Nein, ist sie nicht. Um das zu sehen, betrachten wir ein anderes Dreieck:
Der zweite Stern oben ist jetzt so weit von der Sonne weg, dass sein Licht (fast) nicht beeinflusst wird, entsprechend habe ich zwei Seiten des Dreiecks gerade gemalt. Wenn ihr jetzt die Winkelsumme ausmesst, ist sie kleiner als 180°. Eine solche Winkelsumme können wir auf der Platte auch bekommen, wenn wir das Temperaturfeld umdrehen:
Hier sind jetzt Wege Innen kürzer, weil die Maßstäbe nach Innen hin länger werden.

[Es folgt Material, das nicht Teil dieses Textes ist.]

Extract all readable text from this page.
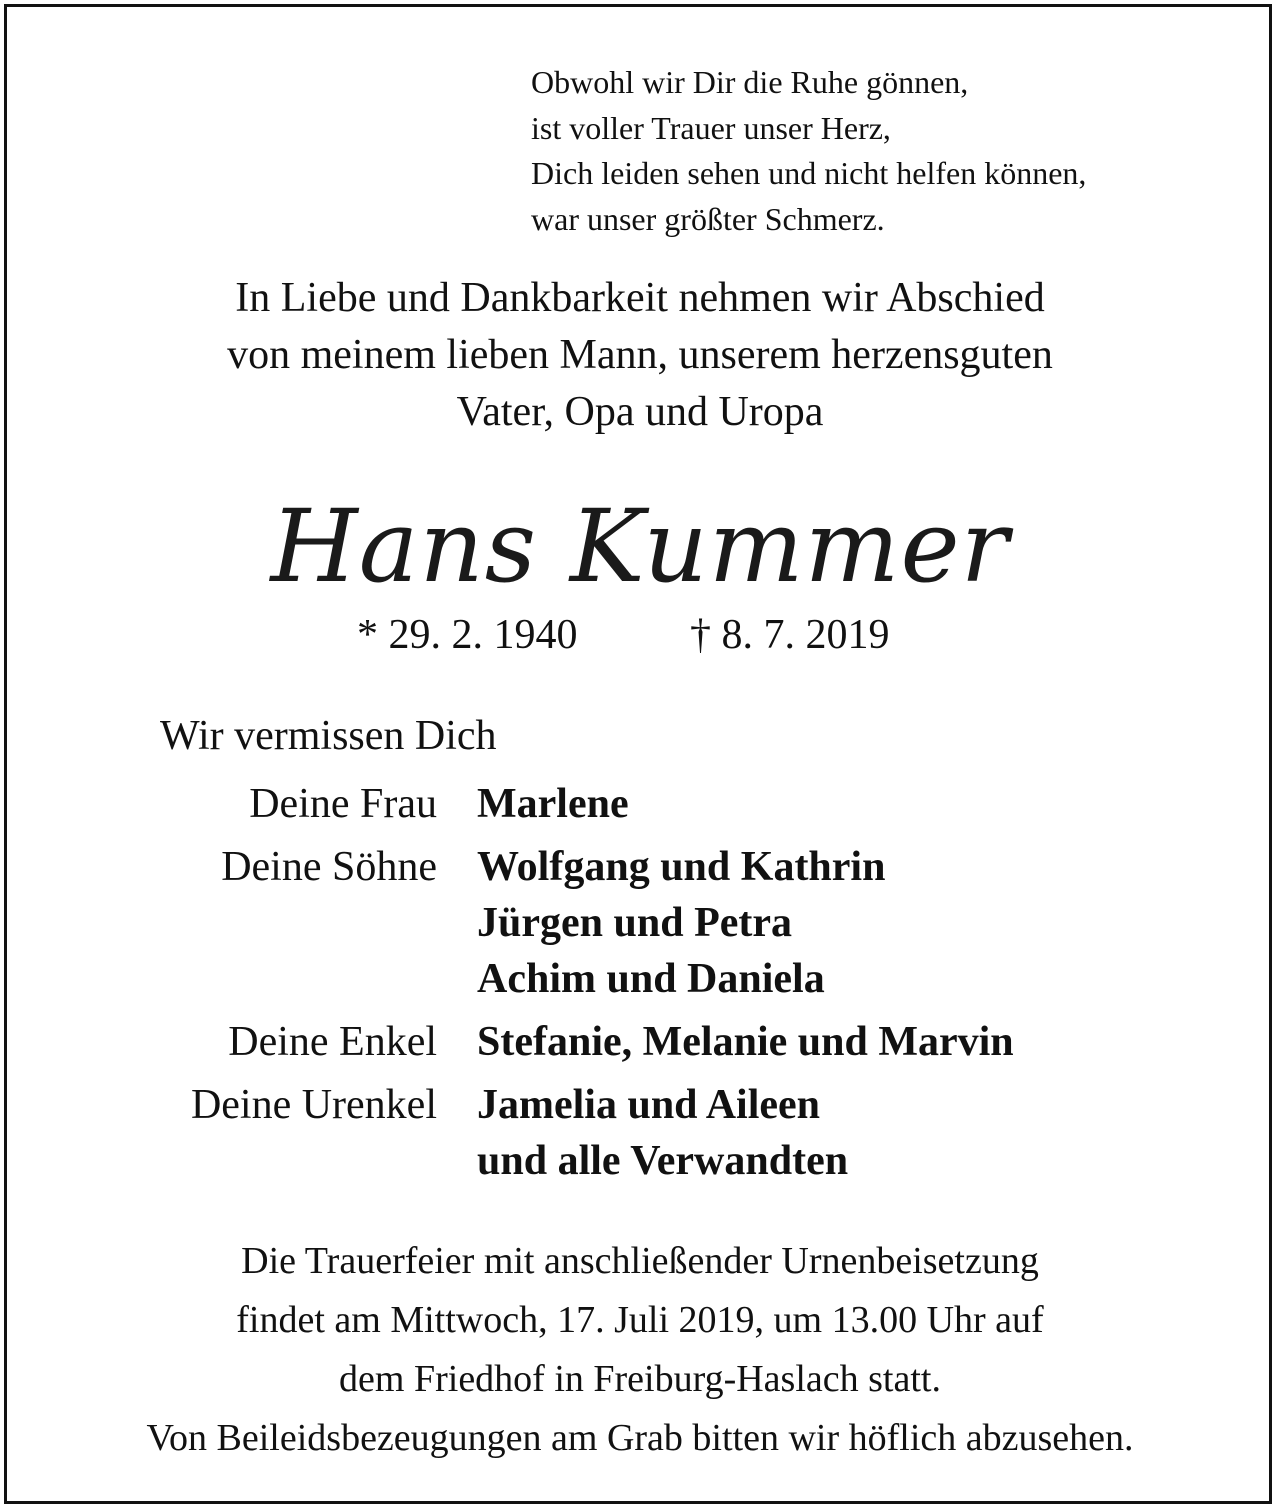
Obwohl wir Dir die Ruhe gönnen,
ist voller Trauer unser Herz,
Dich leiden sehen und nicht helfen können,
war unser größter Schmerz.
In Liebe und Dankbarkeit nehmen wir Abschied
von meinem lieben Mann, unserem herzensguten
Vater, Opa und Uropa
Hans Kummer
* 29. 2. 1940	† 8. 7. 2019
Wir vermissen Dich
Deine Frau Marlene
Deine Söhne Wolfgang und Kathrin
Jürgen und Petra
Achim und Daniela
Deine Enkel Stefanie, Melanie und Marvin
Deine Urenkel Jamelia und Aileen
und alle Verwandten
Die Trauerfeier mit anschließender Urnenbeisetzung
findet am Mittwoch, 17. Juli 2019, um 13.00 Uhr auf
dem Friedhof in Freiburg-Haslach statt.
Von Beileidsbezeugungen am Grab bitten wir höflich abzusehen.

Der Raum um eine Masse herum ist nämlich nicht gleichmäßig gekrümmt. Im Inneren der Masse ist die Krümmung positiv wie bei einer Kugel, Außen ist sie negativ (wie bei einem Sattel). Das sieht man auch auf den üblichen Bildern wie diesen hier, bei denen der Raum als eine Art Gummituch dargestellt wird (wobei bei diesem Bild die Linien von Innen nach Außen nicht gerade verlaufen, vermutlich, weil die Rotation der Erde mit einbezogen wird):
(Bild von der NASA, Public domain)
Ein großes Dreieck, dass die Erde einschließt, hat eine Winkelsumme von mehr als 180°, eins, das das nicht tut, sondern außerhalb liegt, eine Summe von weniger als 180°. Ich habe eine Weile überlegt, wie sich das im Bild der heißen Platte darstellen lässt, bin aber zu keinem sinnvollen Ergebnis gekommen (vielleicht habe ich auch einen Denkpatzer gemacht – falls es doch geht, schreibt bitte einen Kommentar) – ich denke, es liegt daran, dass bei unserer heißen Platte die Längenänderung nicht von der Richtung abhängt, während sie das im gekrümmten Raum tun kann. Trotzdem ist die heiße Platte aber ein nützliches Modell, um zu sehen, wie man Raumkrümmungen darstellen kann, ohne auf “Gummituchmodelle” zurückzugreifen.
Aber auch wenn das Bild der heißen Platte nur bedingt weiterhilft – immerhin haben wir jetzt gesehen, wie die Sonne (oder irgendeine andere Masse) den Raum krümmt, und der gekrümmte Lichtweg ist anscheinend genau analog zu dem gekrümmten Weg, den wir auf der heißen Platte gehen, um den kürzesten Weg zwischen A und B zu finden.